Mesmo com o conhecimento de que nossa vida é tão frágil, em alguns momentos, peregrinamos nessa terra de uma forma completamente vazia. Prosseguimos como se nada possuísse razão, correndo sem qualquer direção, sendo que a única certeza que podemos afirmar é que morrer é a possível reta final que conduzirá nossos corpos a perfeita união com a terra. Tragados e consumidos pela matéria, tudo aquilo que resta deverá entrar em um processo de decomposição em poucos dias, revelando assim, nossa completa falta de poderio sobre o nosso próprio destino.

[Sim, nós somos pó – Gn 3,19 – “Porque és pó, e pó te hás de tornar”].

Diariamente, muitos são os que se questionam sobre qual será o destino da nossa alma no momento em que seremos tomados por um mistério que verdadeiramente, só conheceremos quando estivermos frente ao fim. Talvez, se possuíssemos uma noção franca do que realmente somos, a pergunta em questão seria facilmente respondida.

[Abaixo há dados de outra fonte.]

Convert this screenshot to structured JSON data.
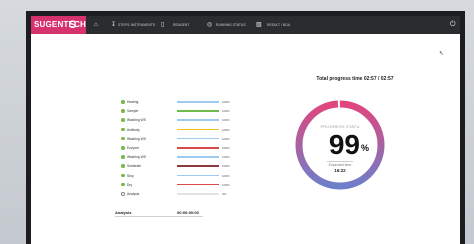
{
  "app": {
    "brand": "SUGENTECH",
    "brand_mark": "S"
  },
  "nav": {
    "home_icon": "home-icon",
    "items": [
      {
        "label": "STEP/1 INSTRUMENTS",
        "icon": "download-icon"
      },
      {
        "label": "REAGENT",
        "icon": "reagent-icon"
      },
      {
        "label": "RUNNING STATUS",
        "icon": "status-icon"
      },
      {
        "label": "RESULT / BGA",
        "icon": "document-icon"
      }
    ],
    "power_icon": "power-icon"
  },
  "steps": [
    {
      "label": "Heating",
      "percent": "100%",
      "fill": 1.0,
      "color": "#9ec9f0",
      "done": true
    },
    {
      "label": "Sample",
      "percent": "100%",
      "fill": 1.0,
      "color": "#6dbb4a",
      "done": true
    },
    {
      "label": "Washing WS",
      "percent": "100%",
      "fill": 1.0,
      "color": "#9ec9f0",
      "done": true
    },
    {
      "label": "Antibody",
      "percent": "100%",
      "fill": 1.0,
      "color": "#f0c419",
      "done": true
    },
    {
      "label": "Washing WS",
      "percent": "100%",
      "fill": 1.0,
      "color": "#9ec9f0",
      "done": true
    },
    {
      "label": "Enzyme",
      "percent": "100%",
      "fill": 1.0,
      "color": "#d94b4b",
      "done": true
    },
    {
      "label": "Washing WS",
      "percent": "100%",
      "fill": 1.0,
      "color": "#9ec9f0",
      "done": true
    },
    {
      "label": "Substrate",
      "percent": "100%",
      "fill": 1.0,
      "color": "#8a3a3a",
      "done": true
    },
    {
      "label": "Stop",
      "percent": "100%",
      "fill": 1.0,
      "color": "#9ec9f0",
      "done": true
    },
    {
      "label": "Dry",
      "percent": "100%",
      "fill": 1.0,
      "color": "#d94b4b",
      "done": true
    },
    {
      "label": "Analysis",
      "percent": "0%",
      "fill": 0.0,
      "color": "#9ec9f0",
      "done": false
    }
  ],
  "analysis": {
    "label": "Analysis",
    "time": "00:00:00:00"
  },
  "progress": {
    "title": "Total progress time 02:57 / 02:57",
    "ring_label": "PROGRESS STATU",
    "value": "99",
    "percent_sign": "%",
    "fraction": 0.99,
    "expected_label": "Expected time",
    "expected_time": "16:22",
    "colors": {
      "start": "#6e7fc9",
      "end": "#e0467d"
    }
  }
}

Em outras palavras, sejamos sinceros: essa é uma pergunta que encontraremos a resposta dentro dos evangelhos e por meio do ensino da Santa Igreja Católica, mas, como bons pecadores, às vezes, relutamos em aceitar a verdade que nos confortará em nosso leito de falência: Jesus Cristo.

[Sim, nós somos pó – Gn 3,19 – “Porque és pó, e pó te hás de tornar”].

O Pai, o filho e o Espírito santo é o nosso conforto pós-morte e sabemos que se ao “nascer estamos sujeitos ao fim“, devemos entender que com Cristo, ao “morrermos, estaremos prontos para a vida“. A vida na nova Jerusalém, onde, não há choro nem dor, contemplando a face de Nosso Senhor, junto com a Virgem Maria mãe de Deus e nossa, , todos os anjos e santos que pela fé em Jesus, alcançaram a coroa da vitória.

Seguindo o exemplo do apóstolo São Paulo, devemos entender que se viver é para Cristo e morrer é lucro, consequentemente, teremos o galardão de nossos esforços: a vida eterna.

Fp 1,21 – Porque para mim o viver é Cristo, e o morrer é lucro.

Sigamos as palavras do santo apóstolo, afinal, “nós somos pós e para o pó, iremos retornar” (Gn 3,19).